Série KHMER

Les douves

Bien sûr, il eût été plus facile, plus rapide et moins onéreux de présenter ces lieux avec de belles photographies qui, agrandies aux formats que vous allez découvrir, vous auraient procuré de belles sensations… Certes, mais.. Je ne suis pas un bon photographe !

Je tiens pourtant à partager ce que j’ai ressenti là-bas.

Bien au-delà de la simple image du site, capturée furtivement par la photo, je m’emploie à vous transmettre l’ambiance, la douceur des couleurs, les brumes matinales, les brillances; j’aimerais que vous sentiez la moiteur de l’air, l’odeur de la jungle qui s’éveille, et même que vous puissiez imaginer les sons, les familles de singes qui dévalent les branches en criant, les éléphants, les insectes, les craquements des grands arbres…

Le temps que je passe à monter en contraste une toile, tout au long jusqu’à son vernis final, je me souviens… Je suis là-bas. Voila un an que, dans l’atelier, je ne quitte pas le Cambodge.. Impossible de transmettre autant d’émotions avec une photo, elle reste froide.

Quand on se promène parmi les ruines des temples d’Angkor, on ne peut s’empêcher de se projeter mille ans en arrière en imaginant le faste et la splendeur de leurs heures de gloire, les chantiers titanesques du réseau hydraulique de ce puissant empire, la dévotion de ces milliers d’artistes sculpteurs, l’inspiration longue et constante de ces dynasties de rois bâtisseurs.

Cette série de toiles sur l’art khmer est un hommage, une sorte de témoignage reconnaissant de la grande Harmonie, de l’inspiration Divine matérialisée dans un complexe urbain aux dimensions sidérantes. Le symbolisme, l’architecture, l’art, la maîtrise de l’eau et la solide ténacité d’une nation ont contribué à l’édifice d’une mégalopole aux proportions enchanteresses et impressionnantes qui, pour des raisons encore non elucidées, a été désertée et livrée à la jungle dévorante pendant quatre siècles. Alors, une autre harmonie est née…

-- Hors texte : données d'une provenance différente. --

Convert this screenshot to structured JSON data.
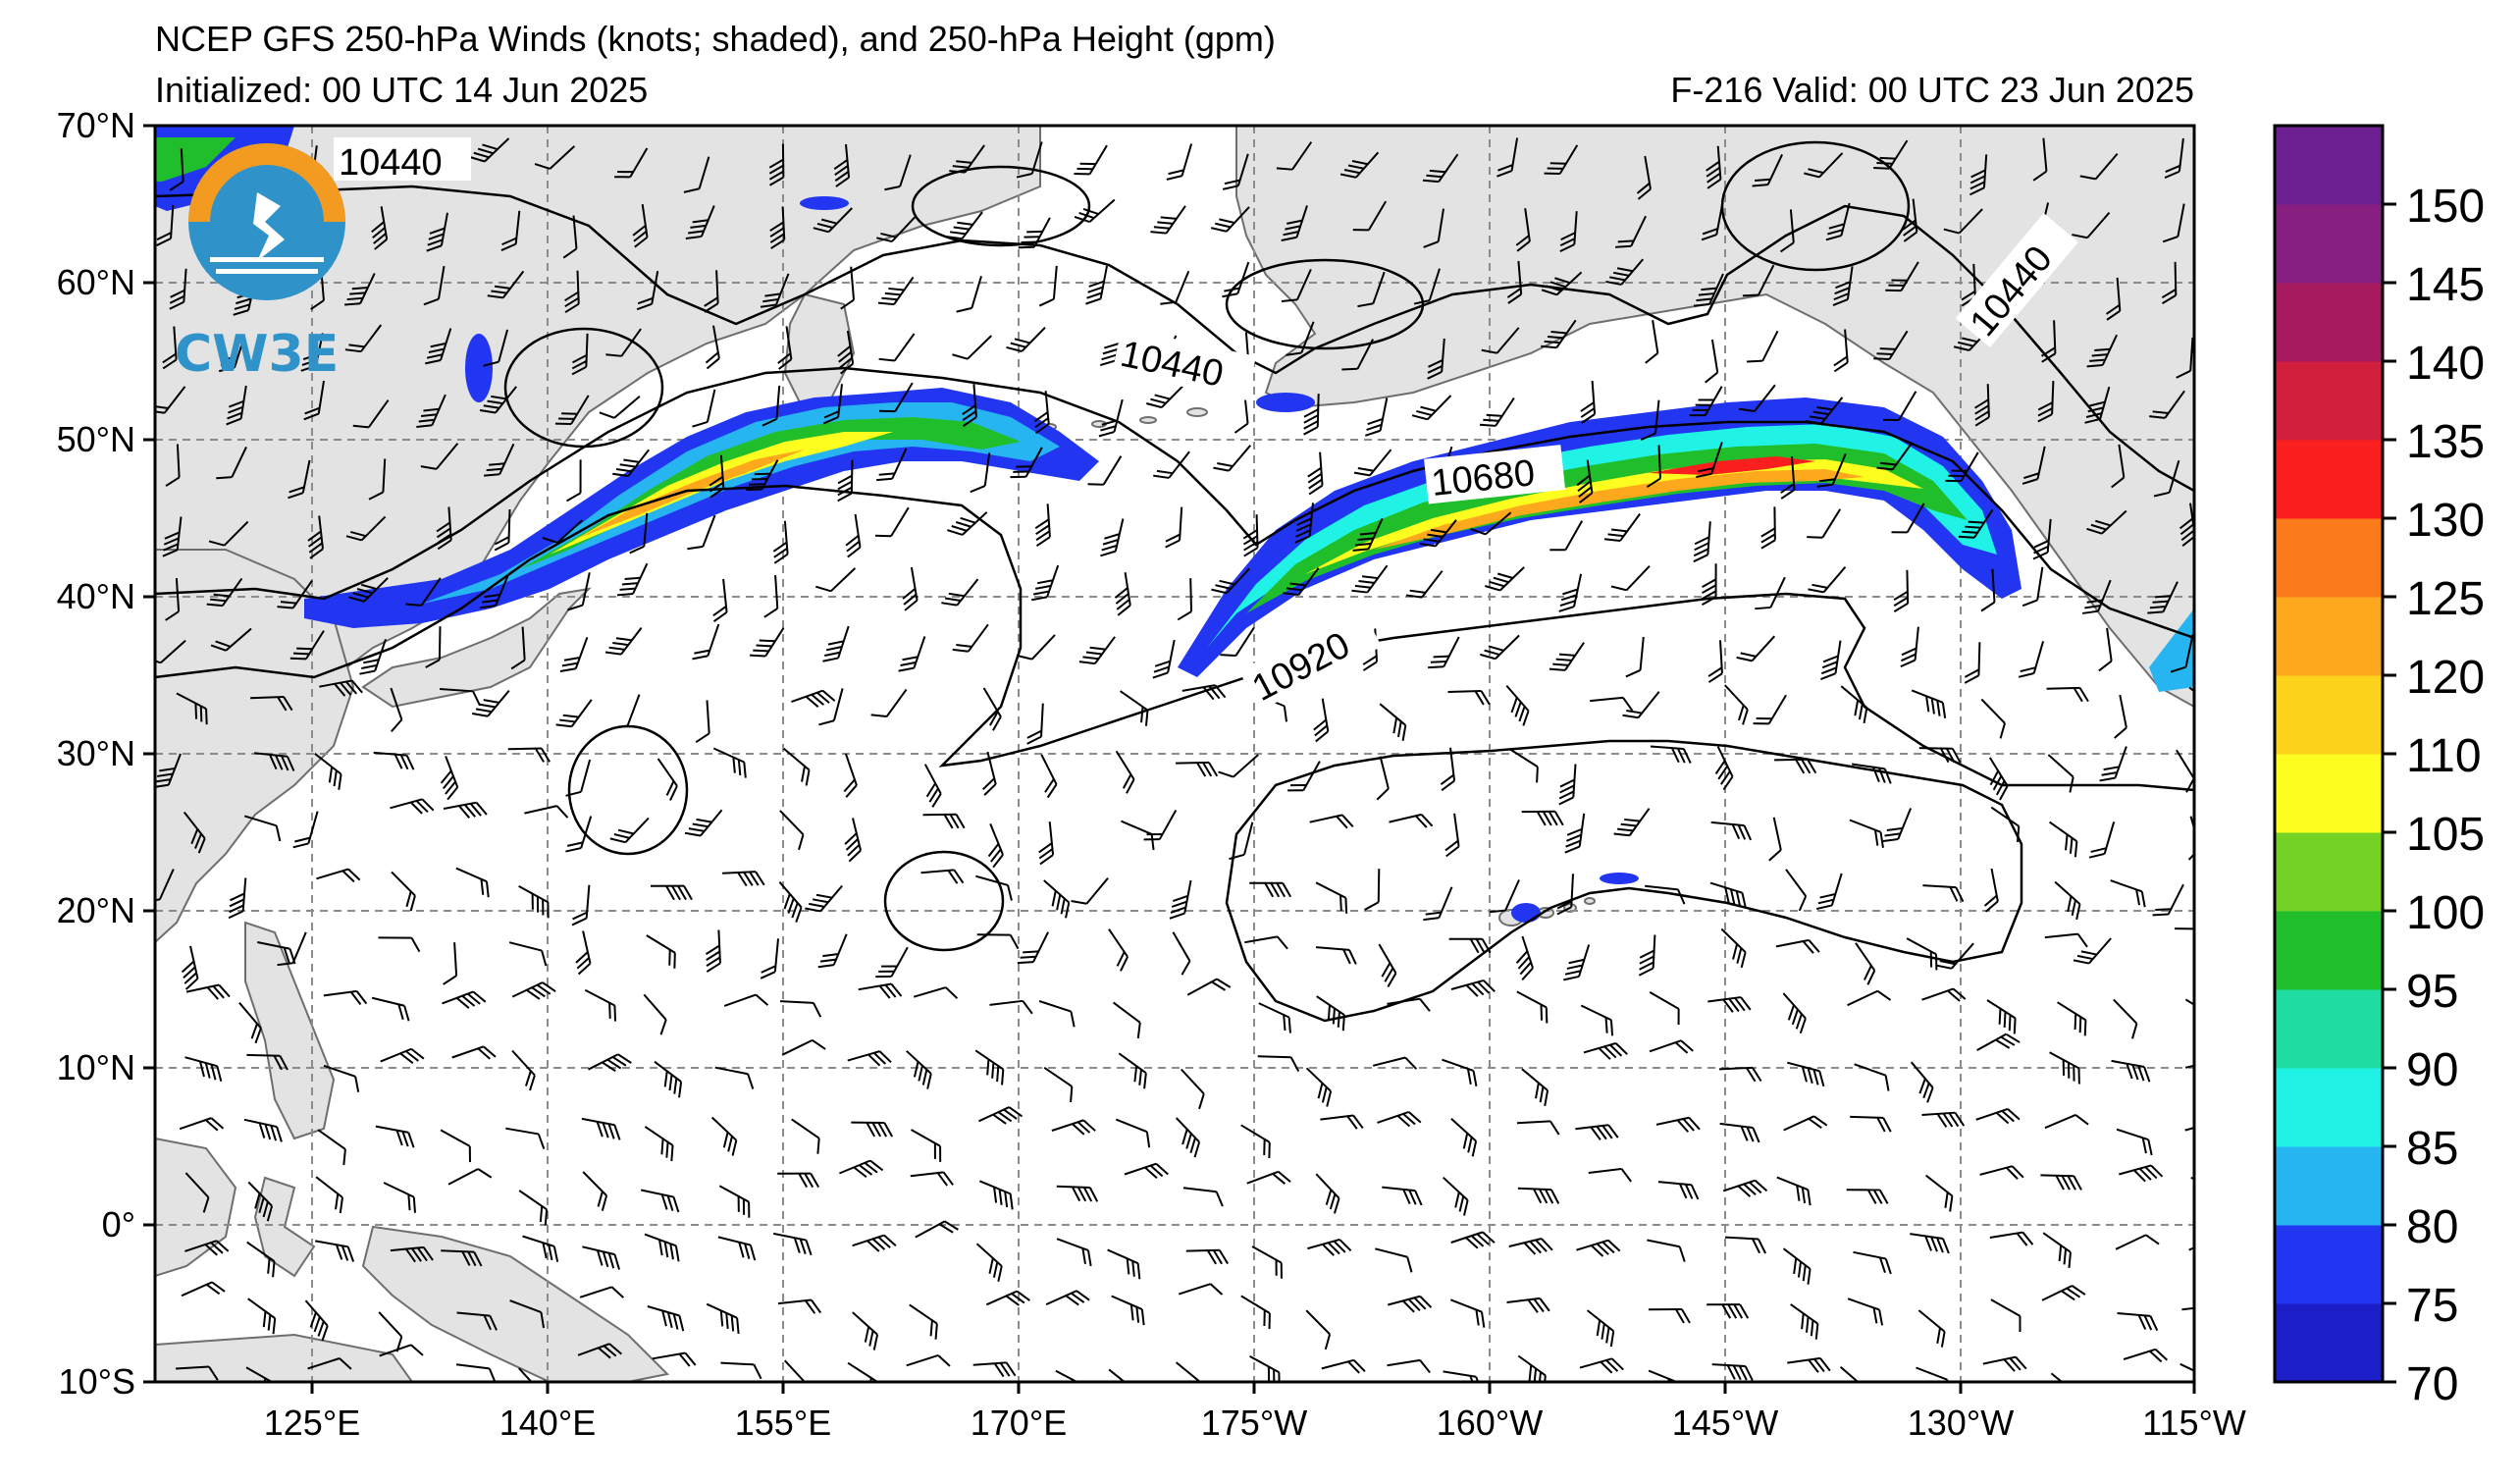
{
  "header": {
    "title": "NCEP GFS 250-hPa Winds (knots; shaded), and 250-hPa Height (gpm)",
    "init": "Initialized: 00 UTC 14 Jun 2025",
    "valid": "F-216  Valid: 00 UTC 23 Jun 2025"
  },
  "logo": {
    "text": "CW3E"
  },
  "map": {
    "lon_labels": [
      "125°E",
      "140°E",
      "155°E",
      "170°E",
      "175°W",
      "160°W",
      "145°W",
      "130°W",
      "115°W"
    ],
    "lat_labels": [
      "70°N",
      "60°N",
      "50°N",
      "40°N",
      "30°N",
      "20°N",
      "10°N",
      "0°",
      "10°S"
    ],
    "contour_labels": [
      "10440",
      "10440",
      "10440",
      "10680",
      "10920"
    ],
    "colors": {
      "land": "#e3e3e3",
      "coast": "#6e6e6e",
      "grid": "#8c8c8c"
    }
  },
  "colorbar": {
    "tick_labels": [
      "150",
      "145",
      "140",
      "135",
      "130",
      "125",
      "120",
      "110",
      "105",
      "100",
      "95",
      "90",
      "85",
      "80",
      "75",
      "70"
    ],
    "colors": [
      "#1c1fc8",
      "#2236f2",
      "#27b5f2",
      "#20f2e6",
      "#1fdca2",
      "#1fbe2a",
      "#75d325",
      "#fdfd20",
      "#fdd21b",
      "#fda81d",
      "#fb7a1c",
      "#fc1f1f",
      "#d31f3e",
      "#a71a5e",
      "#871f80",
      "#6c1f90"
    ]
  }
}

La Nature a repris la place que les rois khmers lui avaient subtilisée, et a imposé de nouvelles rêgles sur l’ensemble de sa conquète : Les eaux de ruissellement autrefois domestiquées se chargent à travers les champignons blanchâtres, les lichens verts d’eau, les mousses acides, et teintent le grès aux couleurs chaudes de noirs profonds, d’oxydes, d’ocres rouges tirant vers « lie de vin ». Un ficus géant a élu domicile sur une terrasse, étalant sa vaste base noueuse sur ce qui n’était qu’horizontal. Les « fromagers » aux troncs d’or pâle s’élancent très haut vers le ciel après avoir étranglé dix mêtres de galerie de leurs racines tentaculaires qui courent sur les toits, perçant les murs, s’enroulant autour d’une colonne…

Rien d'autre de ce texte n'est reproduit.